The important thing to understand here is that JP Morgan thinks about blockchain technology completely differently than libertarian futurists. Blockchain is not a movement for them - it's a technology that reduces friction for things they are already doing.

1 comments

> it's a technology that reduces friction for things they are already doing.

And there lies the rub, because as far as I can tell, this particular (and no particular) blockchain implementation does not in fact reduce any friction for things they are already doing.

I know people who have worked in this space (fintech permissioned blockchain). Although this was my initial reaction, they tell a different story. One angle to that is along the lines of "you wouldn't believe how bad the thing they use now is".
This is the aveneue of questioning I'd really like to see more detailed discussion on. [Disclosure: I'm agnostic on the potential of blockchain]

Does TPS increase non-trivially in a private chain vs a public chain? If not, will a private chain's TPS at least substantially outpace the TPS of, say, Ethereum within 3-5 years? That is, will JPM's private chain reach 100, or 1k, 10k, 100k, etc TPS?

Assuming TPS reaches a sufficiently high-level (whatever that could be), would a private chain require fewer sysadmin/engineering/etc. folk, compared to what the DTCC model requires?

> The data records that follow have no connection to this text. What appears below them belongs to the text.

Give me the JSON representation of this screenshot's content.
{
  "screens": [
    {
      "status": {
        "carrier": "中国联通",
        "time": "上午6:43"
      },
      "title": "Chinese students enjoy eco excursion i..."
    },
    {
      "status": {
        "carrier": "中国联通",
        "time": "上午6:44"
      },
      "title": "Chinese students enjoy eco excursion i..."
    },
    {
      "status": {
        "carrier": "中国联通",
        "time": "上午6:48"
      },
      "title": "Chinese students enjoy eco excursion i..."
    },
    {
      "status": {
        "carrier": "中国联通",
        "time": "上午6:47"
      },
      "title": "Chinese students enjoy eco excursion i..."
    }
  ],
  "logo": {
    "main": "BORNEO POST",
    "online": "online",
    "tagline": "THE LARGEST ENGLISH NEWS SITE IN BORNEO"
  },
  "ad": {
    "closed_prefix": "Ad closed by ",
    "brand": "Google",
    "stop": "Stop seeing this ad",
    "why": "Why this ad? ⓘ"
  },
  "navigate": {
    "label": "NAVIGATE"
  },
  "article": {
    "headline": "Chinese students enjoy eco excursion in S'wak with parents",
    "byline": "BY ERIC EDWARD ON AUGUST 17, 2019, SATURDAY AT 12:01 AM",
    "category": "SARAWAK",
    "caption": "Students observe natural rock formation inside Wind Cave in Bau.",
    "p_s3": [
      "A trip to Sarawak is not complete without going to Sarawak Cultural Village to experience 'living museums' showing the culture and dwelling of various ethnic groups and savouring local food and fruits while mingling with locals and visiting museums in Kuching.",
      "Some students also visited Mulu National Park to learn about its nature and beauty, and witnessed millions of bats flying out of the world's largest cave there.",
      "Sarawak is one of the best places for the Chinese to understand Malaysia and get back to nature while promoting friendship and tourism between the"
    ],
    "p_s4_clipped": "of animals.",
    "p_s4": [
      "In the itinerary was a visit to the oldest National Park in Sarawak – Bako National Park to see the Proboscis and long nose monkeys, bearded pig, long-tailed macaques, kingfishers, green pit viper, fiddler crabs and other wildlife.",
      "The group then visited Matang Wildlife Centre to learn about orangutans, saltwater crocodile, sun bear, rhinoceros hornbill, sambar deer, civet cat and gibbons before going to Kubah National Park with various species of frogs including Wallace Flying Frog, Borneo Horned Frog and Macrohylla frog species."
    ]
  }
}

Does a semi-private chain (where JPM allows other partners or competitors to plug-in) have a faster on-ramp? That is, would it be faster to plug players in than a traditional solution?

Is there a cost reduction somewhere within the audit process? Other processes?

I have these types of questions, but it is difficult to find much substantive discussion on them. Typically, answers are Yes or No, but with little to no detailed explanation as to why.